02/08/2024
By Yicheng Sun
The Kennedy College of Sciences, Miner School of Computer & Information Sciences, invites you to attend a doctoral dissertation defense by Yicheng Sun on "Automatic WordNet Construction and Its Application in Generating Distractors for Cloze Questions."
Ph.D. Candidate: Yicheng Sun
Time: Monday, Feb. 12, 2024
Time: 10 a.m. Eastern Time
Location: This will be a virtual defense via Zoom Meeting ID: 960 371 7060
Committee Members:
- Jie Wang (advisor), Professor, Department of Computer Science
- Tingjian Ge (member), Professor, Department of Computer Science
- Li Feng (member), Instructional design manager, The TJX companies
Abstract:
We study how to automatically generate cloze questions from given texts to help assess reading comprehension, where a cloze question consists of a stem with a blank space holder for the answer key, and a few distractors along with the correct answer keys for generating confusions. We present a generative method called CQG (Cloze Question Generator) for constructing cloze questions from a given article, using neural networks and WordNet with an emphasis on generating multi-gram distractors. WordNet is a hypernym-hyponym network of synsets, where each synset is a set of lemmas sharing the same gloss labeled by a lexname. CQG harnesses word-sense disambiguation, text-to-text transformation, and WordNet’s synset taxonomies to select an answer key from a sentence, segment the answer key into instances, and generate instance-level distractor candidates (IDCs) using a transformer and sibling synsets. After ranking the IDCs based on contextual embedding similarities, synset, and lexical relatedness, CQG forms distractor candidates and checks if they align with people's writing conventions to determine whether they can be distractors. CQG significantly outperforms SOTA results, confirmed by the high quality of the generated distractors assessed by human judges.
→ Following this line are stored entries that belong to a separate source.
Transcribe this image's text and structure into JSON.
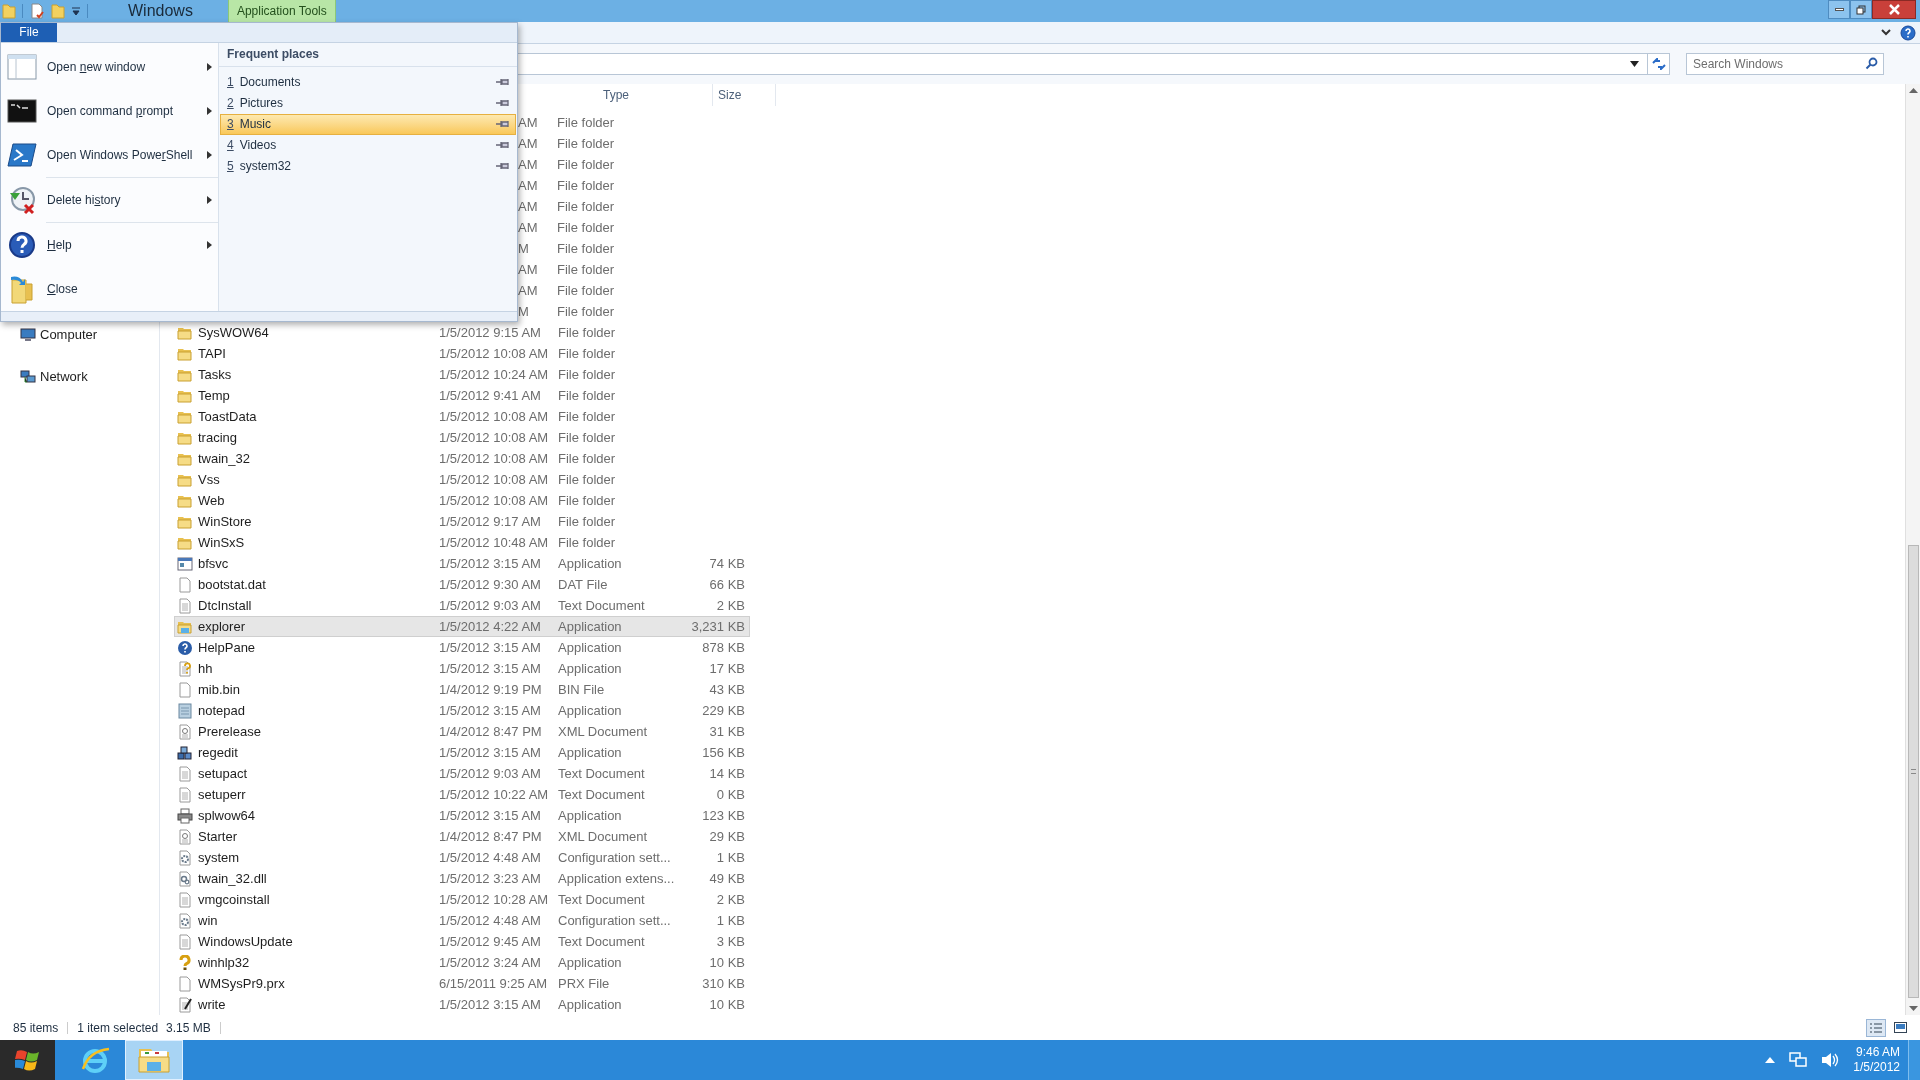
{
  "title_bar": {
    "title": "Windows",
    "context_tab": "Application Tools"
  },
  "search": {
    "placeholder": "Search Windows"
  },
  "file_menu": {
    "tab": "File",
    "commands": [
      {
        "before": "Open ",
        "key": "n",
        "after": "ew window",
        "has_submenu": true,
        "kind": "window"
      },
      {
        "before": "Open command ",
        "key": "p",
        "after": "rompt",
        "has_submenu": true,
        "kind": "console"
      },
      {
        "before": "Open Windows Powe",
        "key": "r",
        "after": "Shell",
        "has_submenu": true,
        "kind": "shell"
      },
      {
        "before": "Delete hi",
        "key": "s",
        "after": "tory",
        "has_submenu": true,
        "kind": "history"
      },
      {
        "key": "H",
        "after": "elp",
        "has_submenu": true,
        "kind": "help"
      },
      {
        "key": "C",
        "after": "lose",
        "has_submenu": false,
        "kind": "close"
      }
    ],
    "frequent_heading": "Frequent places",
    "places": [
      {
        "number": "1",
        "label": "Documents",
        "selected": false
      },
      {
        "number": "2",
        "label": "Pictures",
        "selected": false
      },
      {
        "number": "3",
        "label": "Music",
        "selected": true
      },
      {
        "number": "4",
        "label": "Videos",
        "selected": false
      },
      {
        "number": "5",
        "label": "system32",
        "selected": false
      }
    ]
  },
  "navigation": [
    {
      "label": "Computer",
      "kind": "computer"
    },
    {
      "label": "Network",
      "kind": "network"
    }
  ],
  "file_list": {
    "columns": [
      "Type",
      "Size"
    ],
    "rows": [
      {
        "kind": "covered",
        "date": "AM",
        "type": "File folder"
      },
      {
        "kind": "covered",
        "date": "AM",
        "type": "File folder"
      },
      {
        "kind": "covered",
        "date": "AM",
        "type": "File folder"
      },
      {
        "kind": "covered",
        "date": "AM",
        "type": "File folder"
      },
      {
        "kind": "covered",
        "date": "AM",
        "type": "File folder"
      },
      {
        "kind": "covered",
        "date": "AM",
        "type": "File folder"
      },
      {
        "kind": "covered",
        "date": "M",
        "type": "File folder"
      },
      {
        "kind": "covered",
        "date": "AM",
        "type": "File folder"
      },
      {
        "kind": "covered",
        "date": "AM",
        "type": "File folder"
      },
      {
        "kind": "covered",
        "date": "M",
        "type": "File folder"
      },
      {
        "kind": "folder",
        "name": "SysWOW64",
        "date": "1/5/2012 9:15 AM",
        "type": "File folder",
        "selected": false
      },
      {
        "kind": "folder",
        "name": "TAPI",
        "date": "1/5/2012 10:08 AM",
        "type": "File folder",
        "selected": false
      },
      {
        "kind": "folder",
        "name": "Tasks",
        "date": "1/5/2012 10:24 AM",
        "type": "File folder",
        "selected": false
      },
      {
        "kind": "folder",
        "name": "Temp",
        "date": "1/5/2012 9:41 AM",
        "type": "File folder",
        "selected": false
      },
      {
        "kind": "folder",
        "name": "ToastData",
        "date": "1/5/2012 10:08 AM",
        "type": "File folder",
        "selected": false
      },
      {
        "kind": "folder",
        "name": "tracing",
        "date": "1/5/2012 10:08 AM",
        "type": "File folder",
        "selected": false
      },
      {
        "kind": "folder",
        "name": "twain_32",
        "date": "1/5/2012 10:08 AM",
        "type": "File folder",
        "selected": false
      },
      {
        "kind": "folder",
        "name": "Vss",
        "date": "1/5/2012 10:08 AM",
        "type": "File folder",
        "selected": false
      },
      {
        "kind": "folder",
        "name": "Web",
        "date": "1/5/2012 10:08 AM",
        "type": "File folder",
        "selected": false
      },
      {
        "kind": "folder",
        "name": "WinStore",
        "date": "1/5/2012 9:17 AM",
        "type": "File folder",
        "selected": false
      },
      {
        "kind": "folder",
        "name": "WinSxS",
        "date": "1/5/2012 10:48 AM",
        "type": "File folder",
        "selected": false
      },
      {
        "kind": "app",
        "name": "bfsvc",
        "date": "1/5/2012 3:15 AM",
        "type": "Application",
        "size": "74 KB",
        "selected": false
      },
      {
        "kind": "blank",
        "name": "bootstat.dat",
        "date": "1/5/2012 9:30 AM",
        "type": "DAT File",
        "size": "66 KB",
        "selected": false
      },
      {
        "kind": "text",
        "name": "DtcInstall",
        "date": "1/5/2012 9:03 AM",
        "type": "Text Document",
        "size": "2 KB",
        "selected": false
      },
      {
        "kind": "explorer",
        "name": "explorer",
        "date": "1/5/2012 4:22 AM",
        "type": "Application",
        "size": "3,231 KB",
        "selected": true
      },
      {
        "kind": "help",
        "name": "HelpPane",
        "date": "1/5/2012 3:15 AM",
        "type": "Application",
        "size": "878 KB",
        "selected": false
      },
      {
        "kind": "hh",
        "name": "hh",
        "date": "1/5/2012 3:15 AM",
        "type": "Application",
        "size": "17 KB",
        "selected": false
      },
      {
        "kind": "blank",
        "name": "mib.bin",
        "date": "1/4/2012 9:19 PM",
        "type": "BIN File",
        "size": "43 KB",
        "selected": false
      },
      {
        "kind": "notepad",
        "name": "notepad",
        "date": "1/5/2012 3:15 AM",
        "type": "Application",
        "size": "229 KB",
        "selected": false
      },
      {
        "kind": "xml",
        "name": "Prerelease",
        "date": "1/4/2012 8:47 PM",
        "type": "XML Document",
        "size": "31 KB",
        "selected": false
      },
      {
        "kind": "regedit",
        "name": "regedit",
        "date": "1/5/2012 3:15 AM",
        "type": "Application",
        "size": "156 KB",
        "selected": false
      },
      {
        "kind": "text",
        "name": "setupact",
        "date": "1/5/2012 9:03 AM",
        "type": "Text Document",
        "size": "14 KB",
        "selected": false
      },
      {
        "kind": "text",
        "name": "setuperr",
        "date": "1/5/2012 10:22 AM",
        "type": "Text Document",
        "size": "0 KB",
        "selected": false
      },
      {
        "kind": "printer",
        "name": "splwow64",
        "date": "1/5/2012 3:15 AM",
        "type": "Application",
        "size": "123 KB",
        "selected": false
      },
      {
        "kind": "xml",
        "name": "Starter",
        "date": "1/4/2012 8:47 PM",
        "type": "XML Document",
        "size": "29 KB",
        "selected": false
      },
      {
        "kind": "config",
        "name": "system",
        "date": "1/5/2012 4:48 AM",
        "type": "Configuration sett...",
        "size": "1 KB",
        "selected": false
      },
      {
        "kind": "dll",
        "name": "twain_32.dll",
        "date": "1/5/2012 3:23 AM",
        "type": "Application extens...",
        "size": "49 KB",
        "selected": false
      },
      {
        "kind": "text",
        "name": "vmgcoinstall",
        "date": "1/5/2012 10:28 AM",
        "type": "Text Document",
        "size": "2 KB",
        "selected": false
      },
      {
        "kind": "config",
        "name": "win",
        "date": "1/5/2012 4:48 AM",
        "type": "Configuration sett...",
        "size": "1 KB",
        "selected": false
      },
      {
        "kind": "text",
        "name": "WindowsUpdate",
        "date": "1/5/2012 9:45 AM",
        "type": "Text Document",
        "size": "3 KB",
        "selected": false
      },
      {
        "kind": "winhelp",
        "name": "winhlp32",
        "date": "1/5/2012 3:24 AM",
        "type": "Application",
        "size": "10 KB",
        "selected": false
      },
      {
        "kind": "blank",
        "name": "WMSysPr9.prx",
        "date": "6/15/2011 9:25 AM",
        "type": "PRX File",
        "size": "310 KB",
        "selected": false
      },
      {
        "kind": "write",
        "name": "write",
        "date": "1/5/2012 3:15 AM",
        "type": "Application",
        "size": "10 KB",
        "selected": false
      }
    ]
  },
  "status_bar": {
    "item_count": "85 items",
    "selection": "1 item selected",
    "selection_size": "3.15 MB"
  },
  "taskbar": {
    "apps": [
      {
        "kind": "start",
        "selected": false
      },
      {
        "kind": "browser",
        "selected": false
      },
      {
        "kind": "explorer",
        "selected": true
      }
    ],
    "clock": {
      "time": "9:46 AM",
      "date": "1/5/2012"
    }
  }
}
CQG, however, is confined by WordNet's limited vocabulary, which fails to generate cloze questions for answer keys whose lemma forms are not included in WordNet. There are tens of thousands of new lemmas that are not yet included in WordNet. It is therefore desirable to construct an automated system that can add new lemmas to WordNet with their glosses being the only information available, which can be readily obtained from Wikitionary and other open sources. This task is challenging. We tackle this challenge by devising a system called WordNeter that, given a new lemma-gloss pair, predicts a lexname for the given gloss, determines if a new synset should be formed for the lemma, predicts a hypernym for the new synset, and updates the existing hypernym-hyponym relations in WordNet. We show that WordNeter achieves a 94.6% F1 score on lexname predictions for given glosses and 64.8% exact matches of the predicted direct hypernyms with the true direct hypernyms, which significantly outperforms GPT-3.5-Turbo, direct or finetuned, and other finetuned models. We note that even without exact matches of hypernym predictions, most predicted hypernyms are still helpful for generating high-quality distractors. Integrating WordNeter with CQG greatly expands CQG’s ability to generate satisfactory distractors for cloze questions with answer keys outside WordNet's current vocabulary, advancing the methodology of cloze question generation.